(1.) THE appeal of M/s. Shree Rajasthan Syntex Limited, Udaipur is directed against duty demand of over Rs. 3.6 lakhs. The ground for confirming the demand is that the appellants had collected certain amounts towards insurance charges while selling their goods, but had not spent these amounts fully on insurance, rendering the excess collections towards insurance charges liable to excise as additional consideration. The appellant's explanation is that amounts were correctly collected towards insurance and differential amounts arose because the appellants insured the goods with insurance Cos. Only for half their value and risk for the rest of the goods was borne by appellants themselves. It has been explained that the amount retained by them constituted the insurance premium attributable to the risk borne by them i.e. 50% of the value of the goods. It is their contention that providing insurance is a separate activity from manufacture and that an amount representing the insurance risk can not form part of the value of the goods. They have relied on the decision of the Apex Court in the case Mis. Baroda Electric Meters Limited v. CCE, 1997 (94) ELT 13 SC in support of their contention. The appellants' contention was not accepted by the lower authorities and the Commissioner (Appeals) confirmed the order holding that the aforesaid decision has no relevance to the present dispute and that the present case is correctly covered against the appellant under the order of this Tribunal in the case of CCE, Meerut -II, v. Prabkat Zarda Factory Limited, 2000 (70) ECC 794 (T -LB) : 2000 (119) ELT 191 (T -LB).

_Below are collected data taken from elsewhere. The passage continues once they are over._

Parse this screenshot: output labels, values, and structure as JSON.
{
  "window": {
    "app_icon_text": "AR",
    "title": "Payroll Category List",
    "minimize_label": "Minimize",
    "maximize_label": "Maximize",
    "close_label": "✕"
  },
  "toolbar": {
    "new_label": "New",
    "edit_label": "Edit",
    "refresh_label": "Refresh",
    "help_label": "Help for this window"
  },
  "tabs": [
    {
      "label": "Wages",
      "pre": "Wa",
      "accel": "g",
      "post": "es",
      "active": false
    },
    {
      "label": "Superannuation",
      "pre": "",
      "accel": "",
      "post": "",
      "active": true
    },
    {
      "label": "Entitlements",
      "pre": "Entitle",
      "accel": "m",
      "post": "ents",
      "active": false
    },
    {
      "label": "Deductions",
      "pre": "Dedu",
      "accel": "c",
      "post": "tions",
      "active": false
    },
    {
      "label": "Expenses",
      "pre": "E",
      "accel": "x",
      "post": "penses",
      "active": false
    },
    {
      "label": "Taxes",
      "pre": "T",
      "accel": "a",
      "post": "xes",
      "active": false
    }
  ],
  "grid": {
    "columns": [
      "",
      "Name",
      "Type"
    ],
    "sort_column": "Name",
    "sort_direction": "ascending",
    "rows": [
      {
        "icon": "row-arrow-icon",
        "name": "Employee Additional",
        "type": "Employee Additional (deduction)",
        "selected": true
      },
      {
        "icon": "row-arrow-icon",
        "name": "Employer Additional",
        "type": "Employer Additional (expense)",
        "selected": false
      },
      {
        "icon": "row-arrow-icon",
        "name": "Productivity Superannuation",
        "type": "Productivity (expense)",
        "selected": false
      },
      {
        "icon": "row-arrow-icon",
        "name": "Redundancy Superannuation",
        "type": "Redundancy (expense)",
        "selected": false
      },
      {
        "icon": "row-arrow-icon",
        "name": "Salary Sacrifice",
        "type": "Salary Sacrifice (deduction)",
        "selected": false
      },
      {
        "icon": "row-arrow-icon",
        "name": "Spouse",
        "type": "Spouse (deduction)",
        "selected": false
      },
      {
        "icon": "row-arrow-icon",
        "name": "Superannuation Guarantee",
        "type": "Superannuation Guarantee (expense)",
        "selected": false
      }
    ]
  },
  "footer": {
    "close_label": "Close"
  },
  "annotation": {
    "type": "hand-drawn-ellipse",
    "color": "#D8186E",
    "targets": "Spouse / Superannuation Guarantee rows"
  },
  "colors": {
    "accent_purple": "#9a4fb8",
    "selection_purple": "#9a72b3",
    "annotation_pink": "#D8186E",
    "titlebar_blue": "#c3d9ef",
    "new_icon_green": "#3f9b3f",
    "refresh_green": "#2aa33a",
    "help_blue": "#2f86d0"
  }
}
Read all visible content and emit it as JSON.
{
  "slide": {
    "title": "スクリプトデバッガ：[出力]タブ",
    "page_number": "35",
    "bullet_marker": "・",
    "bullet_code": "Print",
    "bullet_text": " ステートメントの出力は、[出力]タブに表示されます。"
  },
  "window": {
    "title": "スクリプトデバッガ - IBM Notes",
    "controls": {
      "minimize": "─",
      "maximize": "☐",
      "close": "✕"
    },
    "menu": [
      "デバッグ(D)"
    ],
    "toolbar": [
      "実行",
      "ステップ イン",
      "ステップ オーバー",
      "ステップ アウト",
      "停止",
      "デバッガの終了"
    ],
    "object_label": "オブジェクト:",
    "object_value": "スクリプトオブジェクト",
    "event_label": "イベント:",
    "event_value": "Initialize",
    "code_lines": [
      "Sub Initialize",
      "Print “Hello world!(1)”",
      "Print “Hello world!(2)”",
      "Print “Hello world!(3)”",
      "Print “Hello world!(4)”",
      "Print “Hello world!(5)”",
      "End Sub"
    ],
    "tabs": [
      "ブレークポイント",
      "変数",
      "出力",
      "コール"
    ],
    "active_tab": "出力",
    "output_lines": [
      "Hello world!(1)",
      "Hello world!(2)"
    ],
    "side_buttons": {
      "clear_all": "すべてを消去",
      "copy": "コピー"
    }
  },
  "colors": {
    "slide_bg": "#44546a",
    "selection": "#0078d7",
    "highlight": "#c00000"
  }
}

(2.) THE present dispute relates to the period, March 1994 to September 1996. The learned Counsel for the appellant has submitted that the decision of the Tribunal in the case of Prabhat Zarda Factory Limited cannot have any application to the present dispute, since that order was passed in relation to a dispute about assessable value for a later period in view of amendment dated 28.9.96 in regard to the place of removal in Section 4 of the Central Excise Act. The learned Counsel points out that since the present dispute is prior to the amendment of Sept. 96 neither the amended provisions nor a decision regarding its scope has any application. The learned Counsel has further pointed out that the dictum of the Supreme Court in the Baroda Electric Meters judgment applies to the present dispute. According to him, the Apex Court has held in the Baroda Electric Meters case that excess amounts collected towards freight cannot be added to the assessable value of the goods since transport has no connection with ex -factory sale price of manufactured goods. The contention of the Ld. Counsel is that ratio of that decision equally applies to amounts collected towards insurance. The Counsel also points out that 50% of the amount collected towards insurance was retained by the appellant only because appellant bore the responsibility for 50% of the risk.
(3.) WE have perused the records and heard the learned DR also. The Commissioner's (Appeals) reliance on the decision of this Tribunal in the case of Prabhat Zarda Factory Limited is clearly erroneous. That decision was with regard to interpretation of a legal provision introduced subsequent to the period of the present dispute. Since the amended provision can have no application to the present dispute, the decision explaining that amendment cannot have any application to the present dispute. Further, that decision of the Tribunal has since been over -ruled by the Apex Court. We find that the appellant's case is correctly covered by the dictum of the Apex Court in the case of Baroda Electric Meters case. Insurance, transport etc. are activities entirely separate from manufacture. Payments representing such activities cannot, therefore, constitute the price of the goods. For that reason, they cannot also form part of the assessable value of the goods for the purpose of excise duty.